I have a couple of substantive posts percolating, but I need to scrape some ice first. (Plus, you know, attend to some grading and administrative tasks.)
In the meantime, I wanted to share a sampling of some of the search queries that have brought people to this blog:
“originally designed with good intention but no longer makes sense”
“do people willingly vaccinate their trees?”
“ANATOMICALLY CORRECT COOKIES”
“philosophy paper grading drinking games”
“my work has been tolerated”
“animals that lay perfectly round eggs”
“three toed sloth sex jokes”
“america stop listening to scientists”
Some of these are almost poetic.
Others (especially the fourth and the seventh) seem like they should be added to my to-do list, post haste.
#1 describes many things…
#2 makes me particularly curious since trees have no adaptive immune system.
#3 leaves me wondering “why?”
#4 could be interesting
#5 just sounds very sad
#6 leaves me wondering what the limits of “perfection” are and how an egg can be round rather than spherical
#7 might be a little slow
#8 describes something which has already happened for the most part…
I’ve had some strange ones, too, but these are pretty good.
My best ones are as follows:
“sex on 2012 doomsday” (still puzzles me)

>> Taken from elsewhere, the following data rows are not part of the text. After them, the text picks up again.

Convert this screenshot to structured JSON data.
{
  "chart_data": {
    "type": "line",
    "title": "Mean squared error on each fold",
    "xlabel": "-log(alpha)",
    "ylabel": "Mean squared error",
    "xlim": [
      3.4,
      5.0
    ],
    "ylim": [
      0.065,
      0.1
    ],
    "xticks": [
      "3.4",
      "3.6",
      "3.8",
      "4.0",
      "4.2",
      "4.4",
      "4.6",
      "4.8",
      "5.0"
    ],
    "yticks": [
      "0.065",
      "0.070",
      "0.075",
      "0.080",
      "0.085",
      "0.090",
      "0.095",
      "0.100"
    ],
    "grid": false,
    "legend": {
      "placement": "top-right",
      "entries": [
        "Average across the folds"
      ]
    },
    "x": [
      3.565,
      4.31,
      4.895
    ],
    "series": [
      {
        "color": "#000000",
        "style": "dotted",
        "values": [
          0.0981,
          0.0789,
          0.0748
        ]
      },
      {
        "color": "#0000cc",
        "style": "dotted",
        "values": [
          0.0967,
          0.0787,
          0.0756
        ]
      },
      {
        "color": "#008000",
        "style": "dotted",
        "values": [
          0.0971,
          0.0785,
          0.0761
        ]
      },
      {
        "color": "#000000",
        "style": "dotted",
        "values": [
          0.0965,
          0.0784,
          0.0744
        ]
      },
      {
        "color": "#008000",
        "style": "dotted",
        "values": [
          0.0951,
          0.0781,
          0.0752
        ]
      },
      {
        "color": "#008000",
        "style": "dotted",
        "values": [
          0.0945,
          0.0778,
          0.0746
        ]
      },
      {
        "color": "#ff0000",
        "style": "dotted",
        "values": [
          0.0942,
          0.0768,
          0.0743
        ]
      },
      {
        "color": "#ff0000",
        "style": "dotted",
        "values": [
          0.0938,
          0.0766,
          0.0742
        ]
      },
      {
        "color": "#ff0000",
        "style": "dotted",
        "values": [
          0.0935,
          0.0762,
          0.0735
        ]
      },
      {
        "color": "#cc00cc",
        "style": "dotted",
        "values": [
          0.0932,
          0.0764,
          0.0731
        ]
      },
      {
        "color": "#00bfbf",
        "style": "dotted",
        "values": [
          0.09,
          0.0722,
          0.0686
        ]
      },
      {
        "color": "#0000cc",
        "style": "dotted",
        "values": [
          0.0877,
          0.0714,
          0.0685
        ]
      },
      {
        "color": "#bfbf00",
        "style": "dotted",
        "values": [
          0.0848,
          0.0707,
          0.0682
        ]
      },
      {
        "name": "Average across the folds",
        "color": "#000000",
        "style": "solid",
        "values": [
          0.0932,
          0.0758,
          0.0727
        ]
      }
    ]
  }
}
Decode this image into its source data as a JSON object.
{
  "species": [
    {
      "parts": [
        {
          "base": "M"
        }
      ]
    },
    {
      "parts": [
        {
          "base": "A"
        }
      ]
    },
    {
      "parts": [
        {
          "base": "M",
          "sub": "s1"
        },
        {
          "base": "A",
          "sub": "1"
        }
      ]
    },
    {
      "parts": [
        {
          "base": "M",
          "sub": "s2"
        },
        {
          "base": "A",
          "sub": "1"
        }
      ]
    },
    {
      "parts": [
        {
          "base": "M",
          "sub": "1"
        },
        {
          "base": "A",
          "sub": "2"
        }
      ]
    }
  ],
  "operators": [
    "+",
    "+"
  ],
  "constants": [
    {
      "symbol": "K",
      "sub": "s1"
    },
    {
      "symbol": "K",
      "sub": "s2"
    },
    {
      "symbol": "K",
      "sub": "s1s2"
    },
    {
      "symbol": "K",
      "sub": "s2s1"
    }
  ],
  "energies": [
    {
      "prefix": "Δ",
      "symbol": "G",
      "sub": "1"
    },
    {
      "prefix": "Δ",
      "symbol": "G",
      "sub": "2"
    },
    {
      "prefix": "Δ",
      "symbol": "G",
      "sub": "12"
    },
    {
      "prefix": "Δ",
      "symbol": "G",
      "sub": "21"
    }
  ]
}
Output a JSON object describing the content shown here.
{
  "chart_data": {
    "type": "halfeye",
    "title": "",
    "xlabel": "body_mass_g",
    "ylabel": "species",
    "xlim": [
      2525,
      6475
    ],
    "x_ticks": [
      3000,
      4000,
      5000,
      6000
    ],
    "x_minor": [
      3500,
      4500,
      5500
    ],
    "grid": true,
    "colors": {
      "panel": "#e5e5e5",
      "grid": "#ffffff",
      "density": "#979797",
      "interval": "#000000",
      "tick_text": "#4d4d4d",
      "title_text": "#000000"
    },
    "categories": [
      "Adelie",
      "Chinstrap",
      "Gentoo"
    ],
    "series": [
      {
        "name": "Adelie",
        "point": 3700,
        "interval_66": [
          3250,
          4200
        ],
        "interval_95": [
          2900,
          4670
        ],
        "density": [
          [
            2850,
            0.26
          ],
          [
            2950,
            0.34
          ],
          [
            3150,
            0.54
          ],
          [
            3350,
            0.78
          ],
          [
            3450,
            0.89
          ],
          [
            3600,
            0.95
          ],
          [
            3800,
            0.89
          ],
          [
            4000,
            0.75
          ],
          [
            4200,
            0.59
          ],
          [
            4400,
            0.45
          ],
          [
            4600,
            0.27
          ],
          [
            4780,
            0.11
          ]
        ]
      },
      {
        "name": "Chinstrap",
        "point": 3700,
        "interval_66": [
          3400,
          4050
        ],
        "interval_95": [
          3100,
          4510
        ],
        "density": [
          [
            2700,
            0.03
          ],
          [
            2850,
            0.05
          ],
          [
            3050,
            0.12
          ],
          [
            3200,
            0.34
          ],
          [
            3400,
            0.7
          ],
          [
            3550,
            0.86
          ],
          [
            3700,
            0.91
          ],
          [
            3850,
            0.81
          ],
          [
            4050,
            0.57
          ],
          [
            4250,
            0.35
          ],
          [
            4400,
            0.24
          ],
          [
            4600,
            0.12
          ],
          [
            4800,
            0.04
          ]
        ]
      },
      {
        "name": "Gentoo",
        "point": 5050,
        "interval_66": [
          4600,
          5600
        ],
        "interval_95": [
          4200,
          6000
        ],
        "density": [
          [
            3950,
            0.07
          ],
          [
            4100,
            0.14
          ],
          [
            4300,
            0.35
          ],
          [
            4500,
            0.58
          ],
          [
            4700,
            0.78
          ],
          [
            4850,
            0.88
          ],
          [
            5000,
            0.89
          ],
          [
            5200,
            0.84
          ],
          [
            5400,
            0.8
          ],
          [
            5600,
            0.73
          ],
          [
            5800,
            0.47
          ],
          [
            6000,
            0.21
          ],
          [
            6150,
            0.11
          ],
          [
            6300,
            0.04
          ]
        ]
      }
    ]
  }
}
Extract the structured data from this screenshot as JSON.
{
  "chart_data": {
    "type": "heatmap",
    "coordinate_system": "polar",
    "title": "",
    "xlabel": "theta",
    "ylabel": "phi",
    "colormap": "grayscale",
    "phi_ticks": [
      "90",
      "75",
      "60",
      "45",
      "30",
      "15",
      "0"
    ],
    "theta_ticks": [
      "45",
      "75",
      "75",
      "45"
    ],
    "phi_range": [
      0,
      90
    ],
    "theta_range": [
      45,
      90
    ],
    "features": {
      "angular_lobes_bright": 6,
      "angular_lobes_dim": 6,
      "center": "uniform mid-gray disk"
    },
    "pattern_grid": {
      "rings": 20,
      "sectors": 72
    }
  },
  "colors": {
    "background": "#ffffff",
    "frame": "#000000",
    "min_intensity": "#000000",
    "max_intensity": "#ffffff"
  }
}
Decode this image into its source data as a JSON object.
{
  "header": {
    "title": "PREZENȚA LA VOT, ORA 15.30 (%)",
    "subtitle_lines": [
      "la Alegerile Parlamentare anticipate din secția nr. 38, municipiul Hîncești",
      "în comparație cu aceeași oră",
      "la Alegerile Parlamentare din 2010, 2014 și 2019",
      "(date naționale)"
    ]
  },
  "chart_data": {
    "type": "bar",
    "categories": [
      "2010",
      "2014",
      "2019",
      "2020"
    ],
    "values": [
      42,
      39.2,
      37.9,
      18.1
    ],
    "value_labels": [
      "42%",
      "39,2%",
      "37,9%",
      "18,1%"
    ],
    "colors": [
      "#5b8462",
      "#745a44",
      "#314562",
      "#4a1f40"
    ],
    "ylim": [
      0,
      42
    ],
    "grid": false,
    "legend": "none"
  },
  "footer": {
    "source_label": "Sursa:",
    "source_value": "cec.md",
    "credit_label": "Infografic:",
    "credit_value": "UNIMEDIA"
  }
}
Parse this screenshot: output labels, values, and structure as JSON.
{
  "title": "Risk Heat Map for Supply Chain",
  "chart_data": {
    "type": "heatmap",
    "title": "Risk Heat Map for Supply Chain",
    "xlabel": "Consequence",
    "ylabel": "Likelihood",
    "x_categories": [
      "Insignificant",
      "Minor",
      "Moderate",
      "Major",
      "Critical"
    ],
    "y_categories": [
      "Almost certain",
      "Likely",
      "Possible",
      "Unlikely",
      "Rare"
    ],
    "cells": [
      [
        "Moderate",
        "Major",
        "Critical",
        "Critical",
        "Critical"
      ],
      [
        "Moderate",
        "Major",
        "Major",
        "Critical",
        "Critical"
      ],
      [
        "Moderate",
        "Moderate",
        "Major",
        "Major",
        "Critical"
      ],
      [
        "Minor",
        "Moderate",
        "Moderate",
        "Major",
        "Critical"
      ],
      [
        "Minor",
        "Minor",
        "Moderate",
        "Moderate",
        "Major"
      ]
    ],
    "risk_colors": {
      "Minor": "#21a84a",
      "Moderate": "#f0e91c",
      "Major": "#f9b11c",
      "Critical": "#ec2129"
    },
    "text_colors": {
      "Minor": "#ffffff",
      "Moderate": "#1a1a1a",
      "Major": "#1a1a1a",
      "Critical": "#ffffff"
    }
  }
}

“asparagus cures cancer” (before I wrote a post debunking this)
“agkistrodon bilineatus mating” (I understand this, but it’s an odd search considering it was an image search)
And my favorite:
“how to whandle poisenous snakes”
note the misspelled “poisonous” as well as the fact that no snakes are “poisonous,” but venomous)
I thought the same thing about #4.
Some ideas:
Whenever a paper begins with some variant of, “Philosophers throughout history have always wondered about . . .”, you take a drink.
Whenever the student reverses the views of the two philosophers being compared/contrasted. e.g. “Although innate ideas were fundamental to Locke’s argument for the existence of God, Descarte rejected them.”
Whenever a student commits an informal fallacy, take a drink.
Whenever a student tries to pass off an example that was either given in class or discussed in the course readings as her own, take a drink. (I find that responses to William Clifford’s ‘The Ethics of Belief’ often mention that his position rules out the possibility of faith, and yet they never mention James . . .)
What others?
Oooh…ooh…I just made one up for #7:
A three-toed sloth walks into a bar. The bartender goes “What took you so long to come?”
This page is now the first hit for the three-toed sloth sex joke search. Second is pictures of three-toed sloths from National Geographic.
@3
I dunno if that quite qualifies as a sex joke, arvind. It’s got the double entendre, sure, but it’s not really about sex.